Saudi pounds Yemen rebel camps, lashes out at Iran

AFP , Friday 27 Mar 2015

Thirty-nine people have died in Yemen since Saudi-led strikes began, according to health officials

Shi'ite Muslim rebels hold up their weapons during a rally against air strikes in Sanaa March 26, 2015 (Photo: Reuters)

Arab coalition warplanes bombed rebel camps in Yemen Friday in a second straight day of strikes led by Saudi Arabia, which accused Iran of "aggression" across the region.

A months-long rebellion by Shia fighters has escalated into a regional conflict that threatens to tear apart the impoverished state at the southern tip of the Arabian Peninsula.

Sunni-ruled Saudi Arabia has vowed to do "whatever it takes" to prevent the fall of its ally President Abedrabbo Mansour Hadi, accusing Shia Iran of backing the Houthi rebels' power grab.

At least 39 civilians have been killed in more than 24 hours of Saudi-led air strikes against the Houthis, officials at the rebel-controlled health ministry in the capital said.

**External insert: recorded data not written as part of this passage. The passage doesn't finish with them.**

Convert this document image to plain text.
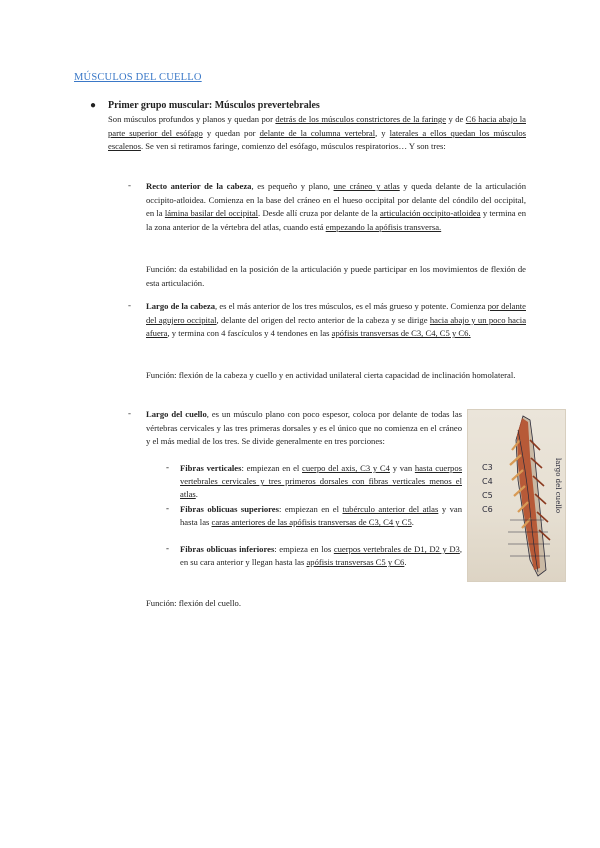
MÚSCULOS DEL CUELLO
● Primer grupo muscular: Músculos prevertebrales
Son músculos profundos y planos y quedan por detrás de los músculos constrictores de la faringe y de C6 hacia abajo la parte superior del esófago y quedan por delante de la columna vertebral, y laterales a ellos quedan los músculos escalenos. Se ven si retiramos faringe, comienzo del esófago, músculos respiratorios… Y son tres:
- Recto anterior de la cabeza, es pequeño y plano, une cráneo y atlas y queda delante de la articulación occipito-atloidea. Comienza en la base del cráneo en el hueso occipital por delante del cóndilo del occipital, en la lámina basilar del occipital. Desde allí cruza por delante de la articulación occipito-atloidea y termina en la zona anterior de la vértebra del atlas, cuando está empezando la apófisis transversa.
Función: da estabilidad en la posición de la articulación y puede participar en los movimientos de flexión de esta articulación.
- Largo de la cabeza, es el más anterior de los tres músculos, es el más grueso y potente. Comienza por delante del agujero occipital, delante del origen del recto anterior de la cabeza y se dirige hacia abajo y un poco hacia afuera, y termina con 4 fascículos y 4 tendones en las apófisis transversas de C3, C4, C5 y C6.
Función: flexión de la cabeza y cuello y en actividad unilateral cierta capacidad de inclinación homolateral.
- Largo del cuello, es un músculo plano con poco espesor, coloca por delante de todas las vértebras cervicales y las tres primeras dorsales y es el único que no comienza en el cráneo y el más medial de los tres. Se divide generalmente en tres porciones:
- Fibras verticales: empiezan en el cuerpo del axis, C3 y C4 y van hasta cuerpos vertebrales cervicales y tres primeros dorsales con fibras verticales menos el atlas.
- Fibras oblicuas superiores: empiezan en el tubérculo anterior del atlas y van hasta las caras anteriores de las apófisis transversas de C3, C4 y C5.
- Fibras oblicuas inferiores: empieza en los cuerpos vertebrales de D1, D2 y D3, en su cara anterior y llegan hasta las apófisis transversas C5 y C6.
Función: flexión del cuello.
C3
C4
C5
C6	largo del cuello
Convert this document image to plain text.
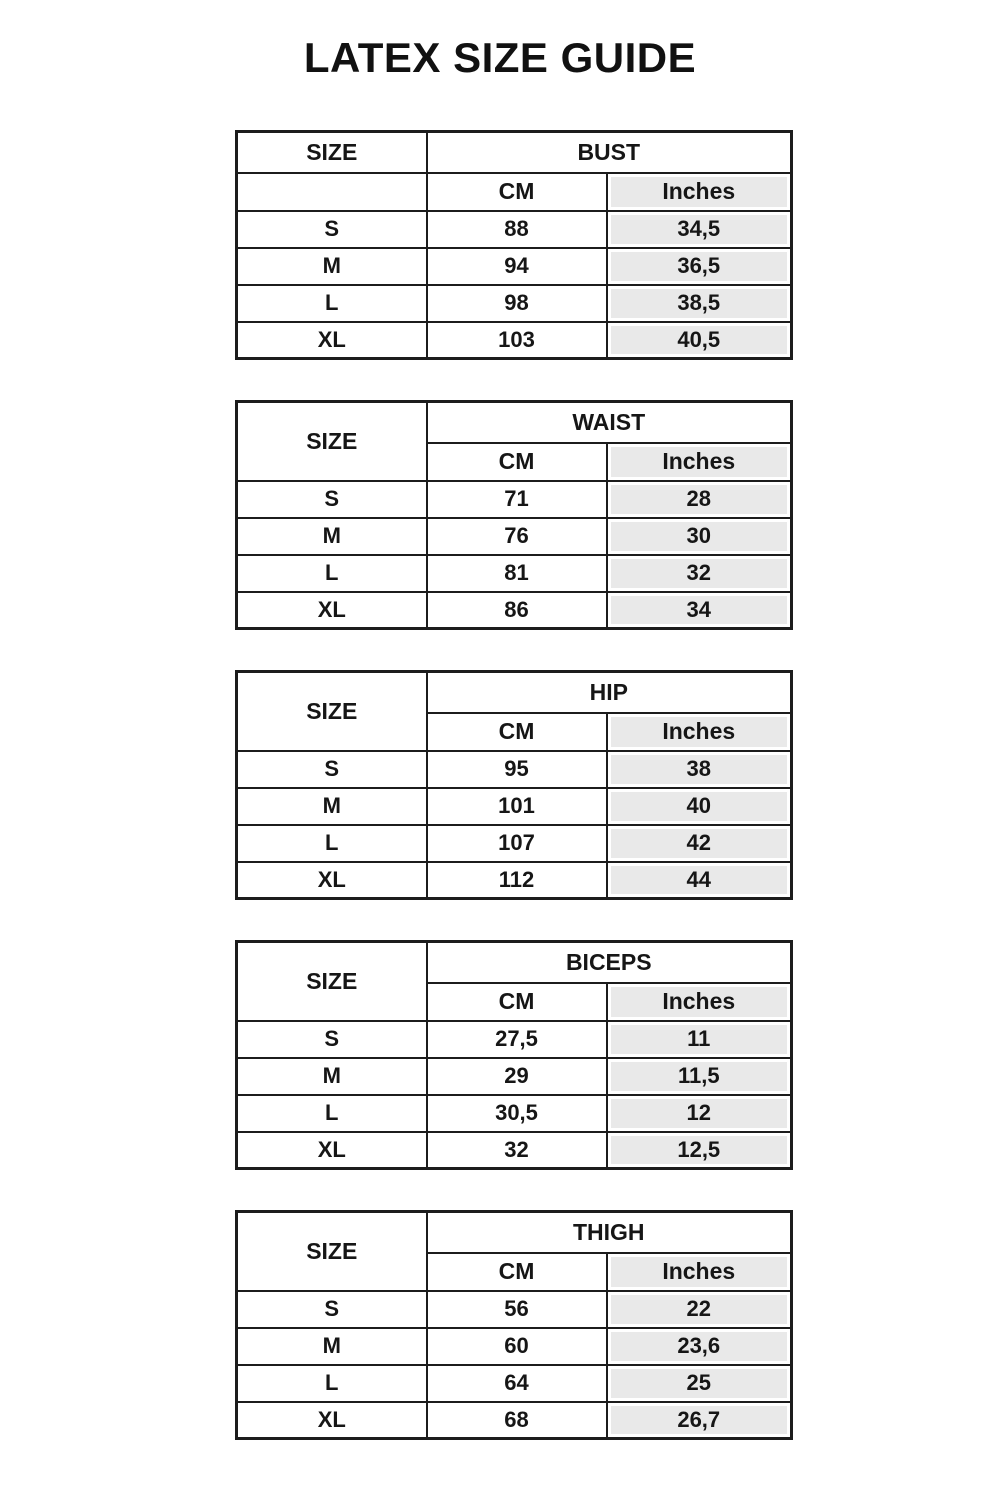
LATEX SIZE GUIDE
SIZE	BUST	
	CM	Inches
S	88	34,5
M	94	36,5
L	98	38,5
XL	103	40,5
SIZE	WAIST	
	CM	Inches
S	71	28
M	76	30
L	81	32
XL	86	34
SIZE	HIP	
	CM	Inches
S	95	38
M	101	40
L	107	42
XL	112	44
SIZE	BICEPS	
	CM	Inches
S	27,5	11
M	29	11,5
L	30,5	12
XL	32	12,5
SIZE	THIGH	
	CM	Inches
S	56	22
M	60	23,6
L	64	25
XL	68	26,7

Twelve of the victims died when surrounding residential areas were hit in a raid against a military base north of the capital, the officials told AFP.

At dawn on Friday, three air strikes hit the presidential compound in south Sanaa which the rebels seized last month, witnesses said.

They also bombed a Houthi-controlled army brigade in Amran province, north of the capital, and arms depots in the northern rebel stronghold of Saada, residents said.

The conflict has thrown up a major hurdle to Washington's longstanding drone war against Al-Qaeda militants who have exploited the power vacuum in Yemen since a 2011 uprising.

Hadi, backed by the West and Gulf Arab states, arrived in Riyadh on Thursday with officials saying he was on his way to Egypt to take part in a two-day Arab League summit at the weekend.

It was the first confirmation of his whereabouts since the rebels began advancing this week on the main southern city of Aden, where the president had been holed up since fleeing Sanaa last month.

Saudi Arabia says more than 10 countries, including four other Gulf monarchies, have joined the anti-Houthi coalition.